I am using this function (which is type of Bounded Pareto Distribution) with domain of support $x \in[1, H]$:
$$f(x) =\frac{\alpha x^{-(\alpha +1)}}{1-\left(\frac{1}{H}\right)^{\alpha }}$$
and am attempting to find $E[Y]$, where $Y=\min\{X_1,\ldots,X_n\}$ is the minimum of an i.i.d. sample $(X_1,\ldots,X_n)$ of size $n$ with distribution $f$, hence $Y$ has the following density function:
$$g(x) = \frac{\alpha n H^{\alpha } \left(H^{\alpha }-1\right)^{-n} \left(\left(\frac{H}{x}\right)^{\alpha }-1\right)^n}{x H^{\alpha }-x^{\alpha +1}}$$
Now, I am having no luck with the following integral:
$$E[Y]=\int_1^H \frac{\alpha n H^{\alpha } \left(H^{\alpha }-1\right)^{-n} \left(\left(\frac{H}{x}\right)^{\alpha }-1\right)^n}{H^{\alpha }-x^{\alpha }} \, dx$$
Typically, I run into these types of integrals often - Does anyone know how to solve this? Any help (in general) would be appreciated. Also, a way to approximate this would be helpful as well.

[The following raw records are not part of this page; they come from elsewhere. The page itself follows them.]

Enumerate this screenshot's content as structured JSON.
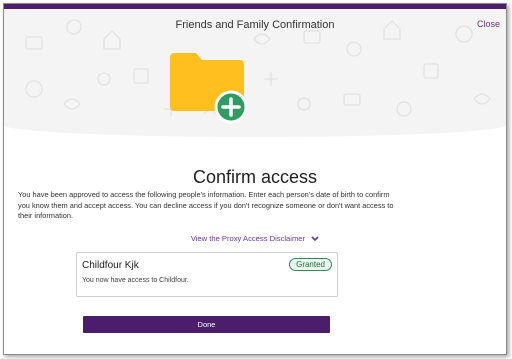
{
  "dialog": {
    "title": "Friends and Family Confirmation",
    "close_label": "Close"
  },
  "main": {
    "heading": "Confirm access",
    "intro": "You have been approved to access the following people's information. Enter each person's date of birth to confirm you know them and accept access. You can decline access if you don't recognize someone or don't want access to their information.",
    "disclaimer_link": "View the Proxy Access Disclaimer"
  },
  "people": [
    {
      "name": "Childfour Kjk",
      "status": "Granted",
      "message": "You now have access to Childfour."
    }
  ],
  "actions": {
    "done_label": "Done"
  },
  "colors": {
    "brand_purple": "#4b1d6b",
    "link_purple": "#6a3a8e",
    "folder_yellow": "#ffbf1f",
    "add_green": "#2e9b63",
    "granted_green": "#2e8b57"
  },
  "icons": {
    "header_illustration": "folder-add-icon",
    "disclaimer_toggle": "chevron-down-icon"
  }
}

So far, your calculations appear to be correct. We then observe $$\frac{H^\alpha ((H/x)^\alpha-1)^n}{H^\alpha-x^\alpha} = (H/x)^\alpha \cdot \frac{((H/x)^\alpha-1)^n}{(H/x)^\alpha-1} = (H/x)^\alpha ((H/x)^\alpha - 1)^{n-1}.$$ We can now proceed to integrate term-by-term the respective binomial expansion $$\begin{align*} \operatorname{E}[Y] &= \frac{\alpha n}{(H^\alpha - 1)^n} \sum_{k=0}^{n-1} (-1)^k \binom{n-1}{k} \int_{x=1}^H \left(\frac{H}{x}\right)^{\alpha(n-k)} \, dx \\ &= \frac{\alpha n}{(H^\alpha-1)^n} \sum_{k=0}^{n-1} (-1)^k \binom{n-1}{k} \begin{cases} \frac{H^{\alpha(n-k)} - H}{\alpha(n-k) - 1}, & \alpha(n-k) \ne 1, \\ H \log H, & \alpha(n-k) = 1. \end{cases} \end{align*} $$ From this point, I relied on Mathematica to complete the summation when $\alpha$ is not the reciprocal of some integer between $1$ and $n$; and was able to express the answer in terms of the beta and incomplete beta functions: $$\operatorname{E}[Y] = \frac{Hn}{(H^\alpha-1)^n} \left((-1)^n B(n, 1 - 1/\alpha) - B(1/H; 1/\alpha-n, n) \right),$$ where $$B(z;a,b) = \int_{t=0}^z t^{a-1} (1-t)^{b-1} \, dt,$$ and $$B(a,b) = B(1;a,b) = \frac{\Gamma(a)\Gamma(b)}{\Gamma(a+b)}.$$ When $\alpha = 1/m$ for some $m \in \{1, \ldots, n\}$, then the above formula will be undefined, but you can, I think, either attempt a limiting approach or try to achieve some kind of cancellation in the above expression.